С эмоциями у артистов всё в порядке: зритель видит не актёрское наигрывание, а натуральные человеческие чувства. Павел Усачёв (Жан) то разрывается, пытаясь угодить всем сразу, то с покорностью плюшевой игрушки застревает в душных объятиях хозяйки. А вот он уже повелитель, добравшийся до гнезда с золотыми яйцами на верхушке дерева из снов. Лилия Волкова (Жюли) мечется так же, как Жан, лишь амплитуда колебаний её душевного маятника намного шире. С тихих слов сквозь зубы она лихо срывается в истерику, а с язвительных выпадов в адрес прислуги легко переключается на нейтральный интерактив с публикой. Взбалмошная фрёкен на грани нервного срыва кидается от правды к правилам, плутает между «ты» и «вы», ищет любви и ненавидит себя за это. 

Фото: Елена Лапина

Кристина Исайкина (Кристина), кажется, не испытывает никаких эмоций и существует как во сне.
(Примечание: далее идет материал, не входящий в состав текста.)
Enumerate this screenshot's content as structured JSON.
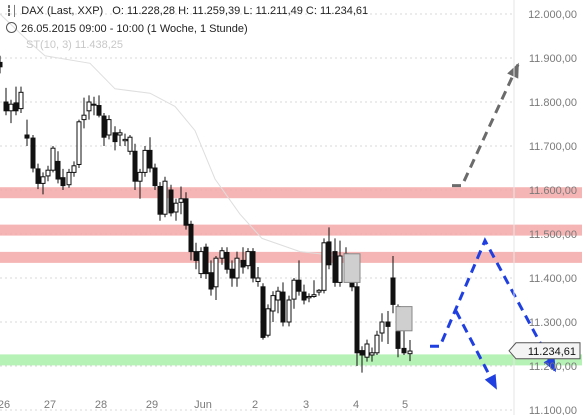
{
  "header": {
    "symbol_line": "DAX (Last, XXP)",
    "ohlc": "O: 11.228,28  H: 11.259,39  L: 11.211,49  C: 11.234,61",
    "period": "26.05.2015 09:00 - 10:00 (1 Woche, 1 Stunde)",
    "indicator": "ST(10, 3)  11.438,25"
  },
  "chart_data": {
    "type": "candlestick",
    "ylim": [
      11100,
      12000
    ],
    "y_ticks": [
      {
        "value": 12000,
        "label": "12.000,00"
      },
      {
        "value": 11900,
        "label": "11.900,00"
      },
      {
        "value": 11800,
        "label": "11.800,00"
      },
      {
        "value": 11700,
        "label": "11.700,00"
      },
      {
        "value": 11600,
        "label": "11.600,00"
      },
      {
        "value": 11500,
        "label": "11.500,00"
      },
      {
        "value": 11400,
        "label": "11.400,00"
      },
      {
        "value": 11300,
        "label": "11.300,00"
      },
      {
        "value": 11200,
        "label": "11.200,00"
      },
      {
        "value": 11100,
        "label": "11.100,00"
      }
    ],
    "x_ticks": [
      "26",
      "27",
      "28",
      "29",
      "Jun",
      "2",
      "3",
      "4",
      "5"
    ],
    "last_price": 11234.61,
    "last_price_label": "11.234,61",
    "resistance_zones": [
      11595,
      11510,
      11448
    ],
    "support_zone": 11215,
    "supertrend": [
      [
        0,
        12000
      ],
      [
        30,
        11935
      ],
      [
        45,
        11905
      ],
      [
        90,
        11888
      ],
      [
        115,
        11830
      ],
      [
        150,
        11820
      ],
      [
        175,
        11790
      ],
      [
        195,
        11735
      ],
      [
        215,
        11625
      ],
      [
        240,
        11545
      ],
      [
        262,
        11490
      ],
      [
        300,
        11460
      ],
      [
        340,
        11450
      ],
      [
        352,
        11438
      ]
    ],
    "candles": [
      [
        0,
        11890,
        11905,
        11865,
        11880
      ],
      [
        6,
        11800,
        11832,
        11770,
        11780
      ],
      [
        11,
        11780,
        11805,
        11752,
        11795
      ],
      [
        16,
        11798,
        11835,
        11770,
        11780
      ],
      [
        21,
        11785,
        11835,
        11775,
        11822
      ],
      [
        27,
        11725,
        11760,
        11700,
        11718
      ],
      [
        33,
        11718,
        11725,
        11640,
        11650
      ],
      [
        38,
        11648,
        11660,
        11602,
        11615
      ],
      [
        43,
        11615,
        11640,
        11590,
        11630
      ],
      [
        48,
        11632,
        11655,
        11620,
        11645
      ],
      [
        53,
        11645,
        11700,
        11640,
        11695
      ],
      [
        58,
        11665,
        11688,
        11615,
        11625
      ],
      [
        63,
        11628,
        11648,
        11600,
        11610
      ],
      [
        69,
        11612,
        11648,
        11605,
        11640
      ],
      [
        74,
        11640,
        11665,
        11630,
        11655
      ],
      [
        79,
        11658,
        11760,
        11650,
        11755
      ],
      [
        84,
        11760,
        11810,
        11740,
        11770
      ],
      [
        89,
        11780,
        11815,
        11760,
        11800
      ],
      [
        94,
        11795,
        11812,
        11770,
        11795
      ],
      [
        99,
        11792,
        11815,
        11765,
        11770
      ],
      [
        104,
        11768,
        11775,
        11700,
        11720
      ],
      [
        109,
        11725,
        11770,
        11715,
        11760
      ],
      [
        115,
        11730,
        11745,
        11690,
        11710
      ],
      [
        120,
        11725,
        11738,
        11700,
        11730
      ],
      [
        125,
        11712,
        11728,
        11700,
        11715
      ],
      [
        130,
        11688,
        11725,
        11680,
        11720
      ],
      [
        135,
        11688,
        11705,
        11600,
        11620
      ],
      [
        140,
        11620,
        11648,
        11580,
        11640
      ],
      [
        145,
        11640,
        11700,
        11630,
        11690
      ],
      [
        150,
        11690,
        11720,
        11640,
        11650
      ],
      [
        155,
        11650,
        11660,
        11600,
        11610
      ],
      [
        160,
        11608,
        11618,
        11530,
        11545
      ],
      [
        165,
        11545,
        11630,
        11538,
        11620
      ],
      [
        171,
        11600,
        11612,
        11540,
        11548
      ],
      [
        176,
        11550,
        11580,
        11530,
        11570
      ],
      [
        181,
        11572,
        11608,
        11545,
        11580
      ],
      [
        186,
        11580,
        11595,
        11510,
        11520
      ],
      [
        191,
        11522,
        11530,
        11440,
        11460
      ],
      [
        196,
        11460,
        11480,
        11420,
        11440
      ],
      [
        201,
        11410,
        11470,
        11400,
        11460
      ],
      [
        206,
        11470,
        11478,
        11398,
        11410
      ],
      [
        211,
        11412,
        11440,
        11360,
        11375
      ],
      [
        216,
        11380,
        11450,
        11350,
        11445
      ],
      [
        222,
        11445,
        11470,
        11430,
        11462
      ],
      [
        227,
        11458,
        11470,
        11410,
        11420
      ],
      [
        232,
        11420,
        11440,
        11380,
        11400
      ],
      [
        237,
        11400,
        11460,
        11380,
        11445
      ],
      [
        243,
        11440,
        11470,
        11410,
        11425
      ],
      [
        248,
        11428,
        11468,
        11420,
        11460
      ],
      [
        253,
        11460,
        11468,
        11390,
        11400
      ],
      [
        258,
        11392,
        11425,
        11380,
        11400
      ],
      [
        263,
        11380,
        11388,
        11260,
        11265
      ],
      [
        268,
        11270,
        11340,
        11265,
        11330
      ],
      [
        273,
        11325,
        11370,
        11300,
        11360
      ],
      [
        278,
        11350,
        11380,
        11320,
        11370
      ],
      [
        283,
        11368,
        11390,
        11290,
        11300
      ],
      [
        289,
        11300,
        11360,
        11290,
        11350
      ],
      [
        294,
        11352,
        11400,
        11330,
        11395
      ],
      [
        299,
        11395,
        11440,
        11360,
        11370
      ],
      [
        304,
        11368,
        11385,
        11340,
        11350
      ],
      [
        309,
        11355,
        11365,
        11345,
        11358
      ],
      [
        314,
        11358,
        11395,
        11355,
        11362
      ],
      [
        319,
        11368,
        11375,
        11360,
        11372
      ],
      [
        324,
        11372,
        11490,
        11365,
        11480
      ],
      [
        329,
        11482,
        11515,
        11420,
        11430
      ],
      [
        335,
        11460,
        11490,
        11380,
        11390
      ],
      [
        340,
        11390,
        11485,
        11380,
        11450
      ],
      [
        346,
        11455,
        11470,
        11420,
        11440
      ],
      [
        352,
        11430,
        11440,
        11370,
        11380
      ],
      [
        357,
        11380,
        11395,
        11200,
        11230
      ],
      [
        362,
        11235,
        11245,
        11185,
        11225
      ],
      [
        367,
        11220,
        11260,
        11210,
        11250
      ],
      [
        372,
        11225,
        11242,
        11210,
        11230
      ],
      [
        377,
        11230,
        11280,
        11225,
        11270
      ],
      [
        382,
        11275,
        11320,
        11255,
        11300
      ],
      [
        388,
        11300,
        11325,
        11250,
        11290
      ],
      [
        393,
        11400,
        11450,
        11320,
        11340
      ],
      [
        398,
        11335,
        11340,
        11220,
        11240
      ],
      [
        404,
        11240,
        11280,
        11225,
        11230
      ],
      [
        410,
        11228,
        11259,
        11211,
        11234
      ]
    ],
    "scenario_arrows": [
      {
        "color": "#6b6b6b",
        "style": "dashed",
        "points": [
          [
            11610,
            452
          ],
          [
            11610,
            462
          ],
          [
            11885,
            518
          ]
        ]
      },
      {
        "color": "#1f3fe0",
        "style": "dashed",
        "points": [
          [
            11245,
            430
          ],
          [
            11245,
            440
          ],
          [
            11485,
            485
          ],
          [
            11190,
            555
          ]
        ]
      },
      {
        "color": "#1f3fe0",
        "style": "dashed",
        "points": [
          [
            11325,
            456
          ],
          [
            11150,
            496
          ]
        ]
      }
    ]
  },
  "colors": {
    "candle_fill": "#ffffff",
    "candle_stroke": "#111111",
    "resistance": "#f4a8a8",
    "support": "#aef0ae",
    "supertrend": "#dedede",
    "grid_dash": "#d8d8d8"
  }
}
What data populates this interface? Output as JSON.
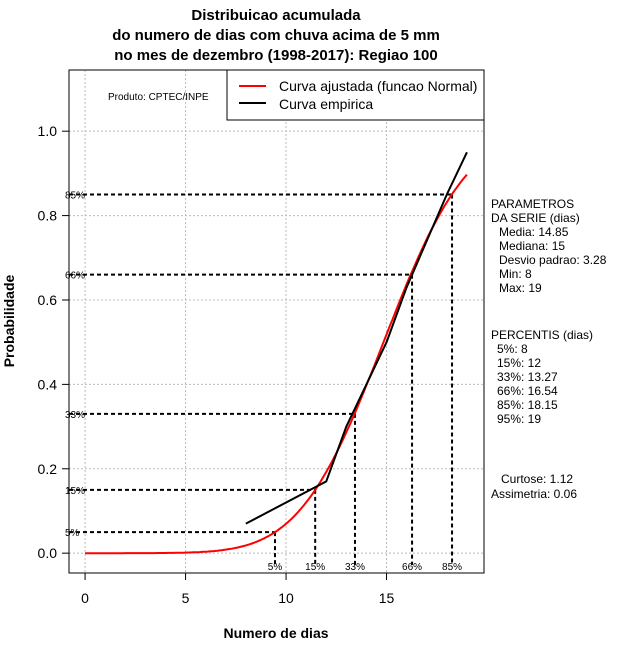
{
  "chart_data": {
    "type": "line",
    "title": [
      "Distribuicao acumulada",
      "do numero de dias com chuva acima de 5 mm",
      "no mes de dezembro (1998-2017): Regiao 100"
    ],
    "xlabel": "Numero de dias",
    "ylabel": "Probabilidade",
    "xlim": [
      -0.8,
      19.85
    ],
    "ylim": [
      -0.047,
      1.145
    ],
    "xticks": [
      0,
      5,
      10,
      15
    ],
    "yticks": [
      "0.0",
      "0.2",
      "0.4",
      "0.6",
      "0.8",
      "1.0"
    ],
    "grid": true,
    "legend_position": "top-right",
    "product_note": "Produto: CPTEC/INPE",
    "series": [
      {
        "name": "Curva ajustada (funcao Normal)",
        "color": "#ff0000",
        "type": "normal_cdf",
        "mean": 14.85,
        "sd": 3.28,
        "x_range": [
          0,
          19
        ]
      },
      {
        "name": "Curva empirica",
        "color": "#000000",
        "x": [
          8,
          12,
          13,
          14,
          15,
          16,
          17,
          18,
          19
        ],
        "y": [
          0.07,
          0.17,
          0.3,
          0.4,
          0.5,
          0.63,
          0.74,
          0.85,
          0.95
        ]
      }
    ],
    "percentile_markers": [
      {
        "label": "5%",
        "x": 9.45,
        "y": 0.05
      },
      {
        "label": "15%",
        "x": 11.45,
        "y": 0.15
      },
      {
        "label": "33%",
        "x": 13.43,
        "y": 0.33
      },
      {
        "label": "66%",
        "x": 16.27,
        "y": 0.66
      },
      {
        "label": "85%",
        "x": 18.26,
        "y": 0.85
      }
    ],
    "side_panel": {
      "params_title": [
        "PARAMETROS",
        "DA SERIE (dias)"
      ],
      "params": [
        "Media: 14.85",
        "Mediana: 15",
        "Desvio padrao: 3.28",
        "Min: 8",
        "Max: 19"
      ],
      "percentis_title": "PERCENTIS (dias)",
      "percentis": [
        "5%: 8",
        "15%: 12",
        "33%: 13.27",
        "66%: 16.54",
        "85%: 18.15",
        "95%: 19"
      ],
      "curtose": "Curtose: 1.12",
      "assimetria": "Assimetria: 0.06"
    }
  }
}
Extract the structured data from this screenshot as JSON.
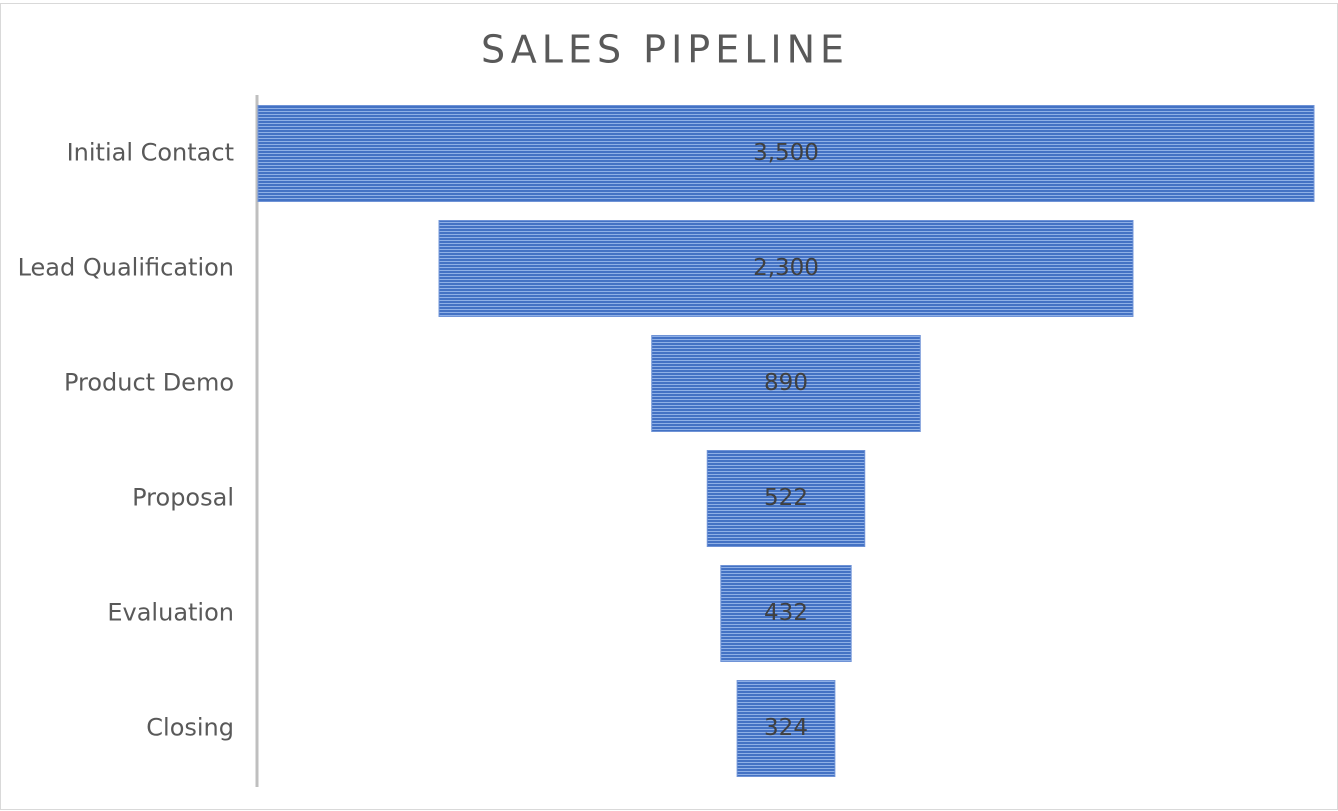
{
  "chart_data": {
    "type": "funnel",
    "title": "SALES PIPELINE",
    "categories": [
      "Initial Contact",
      "Lead Qualification",
      "Product Demo",
      "Proposal",
      "Evaluation",
      "Closing"
    ],
    "values": [
      3500,
      2300,
      890,
      522,
      432,
      324
    ],
    "value_labels": [
      "3,500",
      "2,300",
      "890",
      "522",
      "432",
      "324"
    ],
    "color": "#4472c4"
  }
}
На автомате готовит ужин, пьёт пиво, одевает жениха. Она почти не покидает сцену и даже в эпизодах, не предполагающих её участия (у Стриндберга всё самое интересное кухарка должна была проспать), наблюдает за происходящим. От неё невозможно спрятаться, потому что тут она кукловод. Кристина давно всё поняла и как гениальный драматург расписала фабулу, завязку и финал. Тихая серая мышь манипулирует людьми и событиями, а громкая яркая фрёкен, наделённая властью по фамильному праву, – всего лишь нарядная кукла, которая непременно остановится и упадёт, когда кончится завод пружины. И дело не в коварстве кухарки, а в её вере в высшую справедливость: Кристина вернее остальных понимает смысл евангельского изречения «Многие же будут первые последними, и последние первыми».

Фото: Елена Лапина

Эффект присутствия усиливается тем, что естественное действие разворачивается в естественной звуковой среде – без фоновой музыки, шумов и спецэффектов. Песню включают лишь в финале, зато сразу Агузарову. Под некогда популярную мелодию Жюли с бритвой в руках отправляется гостить в чудесную страну. Янтарная волна, золотистая пена, облака цвета фламинго – всё такое ненастоящее и, вместе с тем, «лучше страны не найдёшь». Как известно, лучший из миров – театр, но и в нём всё может быть точно как в жизни, если того хочет режиссёр. 

Фото: Елена Лапина

Обращаясь к стриндберговскому «интимному театру», Евгений Марчелли не просто продолжает тренд на натурализм в сценическом искусстве – он рифмует его с современной «новой драмой». Физиология актуального театра стремится вскрыть нарыв и выпустить эмоции. Откровенным доверительным тоном постановка раздражает сразу все зрительские рецепторы и заставляет острее слышать противоречия, делать неудобные выводы, осознавать последствия принятых решений. И видеть воочию: если растоптать птичку, то перья разлетятся во все стороны.